Semi-trailers zoom by on I-71 near MAPFRE Stadium as Joel Hunt points to a patch of milkweed, adored by monarch butterflies. It's flanked by Oxeye Sunflowers and Ohio Spiderworts, which share the same purpose: bringing in pollinators.
Hunt administrates the Ohio Department of Transportation’s Pollinator Habitat Program, which launched in 2011 as a pilot and since expanded to cover about 800 acres of roadside in 45 counties.
The effort is three-pronged, Hunt says. It turns Ohio’s freeways into healthier environments for wildlife while also beautifying the state. It even saves money by cutting down on the amount of mowing required.
“Last year it saved $2.2 million, and this year we expect that number to go significantly higher because we really got this program going in the middle of last year and we’ve been planting steadily over the winter and all this spring,” Hunt says.
Hunt says there are even more benefits, including the flowers and native grasses slowing down blowing snow in the winter. The taller vegetation also does a better job of catching litter that would otherwise be carried on by the wind.

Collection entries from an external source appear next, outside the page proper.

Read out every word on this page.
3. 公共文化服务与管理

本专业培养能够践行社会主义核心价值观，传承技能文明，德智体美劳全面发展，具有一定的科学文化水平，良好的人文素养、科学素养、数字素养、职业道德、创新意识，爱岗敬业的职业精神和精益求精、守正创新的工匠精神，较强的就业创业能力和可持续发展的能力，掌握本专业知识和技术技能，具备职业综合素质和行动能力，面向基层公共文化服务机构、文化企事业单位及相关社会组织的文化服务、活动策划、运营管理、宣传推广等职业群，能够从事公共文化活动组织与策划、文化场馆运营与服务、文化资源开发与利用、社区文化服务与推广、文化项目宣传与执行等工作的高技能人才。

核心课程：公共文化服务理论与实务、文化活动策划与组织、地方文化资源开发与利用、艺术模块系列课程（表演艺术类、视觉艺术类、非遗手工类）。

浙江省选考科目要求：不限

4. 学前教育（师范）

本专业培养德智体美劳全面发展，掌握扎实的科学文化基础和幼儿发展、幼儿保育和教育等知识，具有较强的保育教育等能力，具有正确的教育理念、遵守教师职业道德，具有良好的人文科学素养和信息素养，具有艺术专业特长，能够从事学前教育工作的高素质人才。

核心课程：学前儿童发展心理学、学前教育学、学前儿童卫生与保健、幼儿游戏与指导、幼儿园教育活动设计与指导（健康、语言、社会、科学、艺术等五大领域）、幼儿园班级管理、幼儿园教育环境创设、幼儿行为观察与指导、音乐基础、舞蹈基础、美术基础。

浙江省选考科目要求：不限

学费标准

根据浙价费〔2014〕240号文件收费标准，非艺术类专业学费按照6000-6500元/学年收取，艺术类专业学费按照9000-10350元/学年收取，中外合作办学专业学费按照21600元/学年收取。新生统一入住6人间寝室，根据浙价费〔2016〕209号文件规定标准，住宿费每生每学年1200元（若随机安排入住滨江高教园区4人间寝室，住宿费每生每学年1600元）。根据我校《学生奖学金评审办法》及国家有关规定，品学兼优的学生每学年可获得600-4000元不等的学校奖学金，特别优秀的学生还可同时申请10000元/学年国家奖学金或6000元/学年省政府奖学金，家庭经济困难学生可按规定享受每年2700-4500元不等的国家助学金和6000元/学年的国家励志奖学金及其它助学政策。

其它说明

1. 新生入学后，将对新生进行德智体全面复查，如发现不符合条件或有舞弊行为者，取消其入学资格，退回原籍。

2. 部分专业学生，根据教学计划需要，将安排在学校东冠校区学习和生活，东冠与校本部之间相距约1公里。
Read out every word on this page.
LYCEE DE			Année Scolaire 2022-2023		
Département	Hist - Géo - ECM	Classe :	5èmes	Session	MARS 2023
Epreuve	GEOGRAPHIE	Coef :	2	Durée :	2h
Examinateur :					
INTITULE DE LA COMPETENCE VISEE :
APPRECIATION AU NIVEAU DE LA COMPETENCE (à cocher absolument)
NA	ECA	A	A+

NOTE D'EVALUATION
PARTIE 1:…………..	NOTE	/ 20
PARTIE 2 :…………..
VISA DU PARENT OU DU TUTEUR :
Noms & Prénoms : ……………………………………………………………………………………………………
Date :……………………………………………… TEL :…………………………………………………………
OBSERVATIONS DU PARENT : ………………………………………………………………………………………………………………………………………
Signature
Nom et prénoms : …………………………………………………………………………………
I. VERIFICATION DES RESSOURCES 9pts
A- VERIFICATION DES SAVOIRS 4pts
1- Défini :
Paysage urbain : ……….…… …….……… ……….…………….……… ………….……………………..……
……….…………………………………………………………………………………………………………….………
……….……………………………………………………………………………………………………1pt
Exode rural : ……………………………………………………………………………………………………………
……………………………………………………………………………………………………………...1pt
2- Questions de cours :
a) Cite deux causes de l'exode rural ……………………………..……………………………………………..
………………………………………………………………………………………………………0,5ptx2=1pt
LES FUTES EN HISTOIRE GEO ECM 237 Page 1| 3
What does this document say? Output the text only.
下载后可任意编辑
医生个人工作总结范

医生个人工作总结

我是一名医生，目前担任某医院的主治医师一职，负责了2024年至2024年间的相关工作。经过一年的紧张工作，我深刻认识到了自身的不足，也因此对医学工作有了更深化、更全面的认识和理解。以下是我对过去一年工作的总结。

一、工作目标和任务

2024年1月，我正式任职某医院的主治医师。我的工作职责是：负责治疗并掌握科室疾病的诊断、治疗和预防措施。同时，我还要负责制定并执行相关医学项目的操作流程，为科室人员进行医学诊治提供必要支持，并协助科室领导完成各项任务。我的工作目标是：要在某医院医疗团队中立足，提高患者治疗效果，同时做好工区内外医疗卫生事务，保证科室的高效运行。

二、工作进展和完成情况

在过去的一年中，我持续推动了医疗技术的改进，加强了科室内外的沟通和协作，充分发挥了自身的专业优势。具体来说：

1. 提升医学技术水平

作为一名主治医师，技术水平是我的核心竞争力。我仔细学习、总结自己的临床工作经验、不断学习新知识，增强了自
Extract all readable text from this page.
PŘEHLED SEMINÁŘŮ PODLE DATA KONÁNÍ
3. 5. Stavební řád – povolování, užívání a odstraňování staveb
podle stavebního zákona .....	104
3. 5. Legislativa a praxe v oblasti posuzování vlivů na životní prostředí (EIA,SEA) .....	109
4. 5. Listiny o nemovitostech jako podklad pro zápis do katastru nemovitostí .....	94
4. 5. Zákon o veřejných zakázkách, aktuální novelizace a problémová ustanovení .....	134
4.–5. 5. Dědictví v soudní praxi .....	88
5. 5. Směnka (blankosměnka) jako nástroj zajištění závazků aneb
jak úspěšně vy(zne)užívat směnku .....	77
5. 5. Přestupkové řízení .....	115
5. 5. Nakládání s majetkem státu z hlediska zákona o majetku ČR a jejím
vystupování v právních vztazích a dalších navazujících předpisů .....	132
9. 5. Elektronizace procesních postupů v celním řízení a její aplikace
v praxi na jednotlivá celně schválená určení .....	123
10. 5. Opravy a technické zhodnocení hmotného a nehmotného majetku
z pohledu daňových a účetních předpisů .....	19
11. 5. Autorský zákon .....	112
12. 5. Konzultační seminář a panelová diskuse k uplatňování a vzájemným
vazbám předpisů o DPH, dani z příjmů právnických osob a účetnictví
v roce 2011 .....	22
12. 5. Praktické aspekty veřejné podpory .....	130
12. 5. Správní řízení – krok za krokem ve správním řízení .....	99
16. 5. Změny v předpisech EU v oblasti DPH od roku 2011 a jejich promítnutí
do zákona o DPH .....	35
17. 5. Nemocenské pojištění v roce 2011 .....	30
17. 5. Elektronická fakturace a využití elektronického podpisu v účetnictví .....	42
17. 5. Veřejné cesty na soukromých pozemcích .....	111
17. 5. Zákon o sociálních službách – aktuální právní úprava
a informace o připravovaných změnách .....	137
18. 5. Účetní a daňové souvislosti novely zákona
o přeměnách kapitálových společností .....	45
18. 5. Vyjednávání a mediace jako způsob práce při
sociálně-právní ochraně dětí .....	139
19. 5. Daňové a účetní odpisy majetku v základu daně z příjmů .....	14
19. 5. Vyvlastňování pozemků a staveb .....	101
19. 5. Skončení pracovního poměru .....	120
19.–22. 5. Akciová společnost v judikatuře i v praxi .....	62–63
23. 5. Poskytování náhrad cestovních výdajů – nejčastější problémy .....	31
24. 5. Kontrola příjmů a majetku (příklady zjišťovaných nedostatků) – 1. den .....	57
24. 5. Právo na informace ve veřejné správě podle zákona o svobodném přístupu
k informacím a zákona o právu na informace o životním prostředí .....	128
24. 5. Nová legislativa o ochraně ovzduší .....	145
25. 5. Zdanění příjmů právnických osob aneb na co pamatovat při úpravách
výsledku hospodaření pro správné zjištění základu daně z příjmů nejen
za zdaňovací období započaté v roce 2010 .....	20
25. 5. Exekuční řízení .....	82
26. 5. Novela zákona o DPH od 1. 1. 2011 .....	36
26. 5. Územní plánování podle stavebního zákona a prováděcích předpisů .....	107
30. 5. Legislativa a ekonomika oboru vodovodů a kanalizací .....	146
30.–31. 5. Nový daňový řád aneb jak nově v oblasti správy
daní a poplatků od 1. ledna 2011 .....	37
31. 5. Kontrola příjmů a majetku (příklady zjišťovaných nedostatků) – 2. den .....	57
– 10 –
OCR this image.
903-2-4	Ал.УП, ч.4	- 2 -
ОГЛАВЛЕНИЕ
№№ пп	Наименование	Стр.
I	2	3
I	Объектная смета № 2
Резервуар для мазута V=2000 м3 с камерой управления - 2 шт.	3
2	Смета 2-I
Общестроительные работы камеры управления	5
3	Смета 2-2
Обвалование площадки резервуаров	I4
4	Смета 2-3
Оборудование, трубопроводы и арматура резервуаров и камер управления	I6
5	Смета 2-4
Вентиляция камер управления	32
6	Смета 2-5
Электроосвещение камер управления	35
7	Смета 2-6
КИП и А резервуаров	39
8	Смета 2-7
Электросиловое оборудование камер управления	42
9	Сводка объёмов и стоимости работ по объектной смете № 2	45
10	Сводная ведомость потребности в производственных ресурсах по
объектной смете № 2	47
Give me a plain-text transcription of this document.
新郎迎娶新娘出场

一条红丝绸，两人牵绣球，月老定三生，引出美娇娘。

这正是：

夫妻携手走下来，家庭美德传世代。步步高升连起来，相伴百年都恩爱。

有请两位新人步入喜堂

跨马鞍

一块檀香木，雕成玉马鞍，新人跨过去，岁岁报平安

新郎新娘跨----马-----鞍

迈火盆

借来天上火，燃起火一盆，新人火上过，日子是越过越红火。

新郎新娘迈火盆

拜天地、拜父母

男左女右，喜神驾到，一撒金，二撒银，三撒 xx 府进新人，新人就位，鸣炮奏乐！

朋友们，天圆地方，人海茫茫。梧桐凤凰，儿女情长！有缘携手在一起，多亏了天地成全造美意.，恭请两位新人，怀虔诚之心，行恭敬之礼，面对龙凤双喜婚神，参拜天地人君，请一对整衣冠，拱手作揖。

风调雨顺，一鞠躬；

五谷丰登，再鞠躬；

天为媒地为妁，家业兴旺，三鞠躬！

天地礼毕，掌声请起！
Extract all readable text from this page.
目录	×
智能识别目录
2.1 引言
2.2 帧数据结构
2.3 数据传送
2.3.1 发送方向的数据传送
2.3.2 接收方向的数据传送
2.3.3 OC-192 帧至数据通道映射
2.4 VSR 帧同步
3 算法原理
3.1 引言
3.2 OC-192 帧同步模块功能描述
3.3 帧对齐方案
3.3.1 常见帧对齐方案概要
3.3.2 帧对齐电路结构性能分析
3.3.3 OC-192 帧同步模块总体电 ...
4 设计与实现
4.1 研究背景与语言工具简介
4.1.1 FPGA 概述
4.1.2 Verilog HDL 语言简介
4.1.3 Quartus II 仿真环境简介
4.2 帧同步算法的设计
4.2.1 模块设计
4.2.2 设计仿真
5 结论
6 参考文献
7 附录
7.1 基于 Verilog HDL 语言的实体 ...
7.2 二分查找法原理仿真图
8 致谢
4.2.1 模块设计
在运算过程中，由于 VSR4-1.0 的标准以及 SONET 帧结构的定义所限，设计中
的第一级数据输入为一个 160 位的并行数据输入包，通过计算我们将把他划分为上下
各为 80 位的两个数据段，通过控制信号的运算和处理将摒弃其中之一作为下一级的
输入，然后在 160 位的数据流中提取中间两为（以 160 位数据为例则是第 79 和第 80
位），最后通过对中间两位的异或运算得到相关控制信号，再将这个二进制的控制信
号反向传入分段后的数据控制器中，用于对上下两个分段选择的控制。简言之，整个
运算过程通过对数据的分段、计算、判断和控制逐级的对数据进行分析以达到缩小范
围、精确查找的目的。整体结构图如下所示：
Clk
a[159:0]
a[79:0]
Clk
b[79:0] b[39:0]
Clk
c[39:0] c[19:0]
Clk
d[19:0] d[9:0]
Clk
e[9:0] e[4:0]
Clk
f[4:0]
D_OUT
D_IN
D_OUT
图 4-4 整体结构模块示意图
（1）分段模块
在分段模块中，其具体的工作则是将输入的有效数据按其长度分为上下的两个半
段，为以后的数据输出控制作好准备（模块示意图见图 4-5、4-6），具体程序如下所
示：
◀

It may seem like common sense now, but Hunt says the program only caught on in popularity in 2014, when conservationists petitioned to protect the monarch butterfly as an endangered species.
Populations of monarchs have dropped precipitously over the last two decades. Cities around the country, from Chicago to Austin, have launched similar programs planting milkweed.
“Knowing (that designation) was going to directly impact the work we do on roadsides, we began establishing these pollinator habitats around the state,” Hunt says.
The site near MAPFRE Stadium is among ODOT’s 120 roadside prairies, but Hunt says it’s the first in an urban setting. He says they hope to add more, with a goal to add at least 125 acres every year.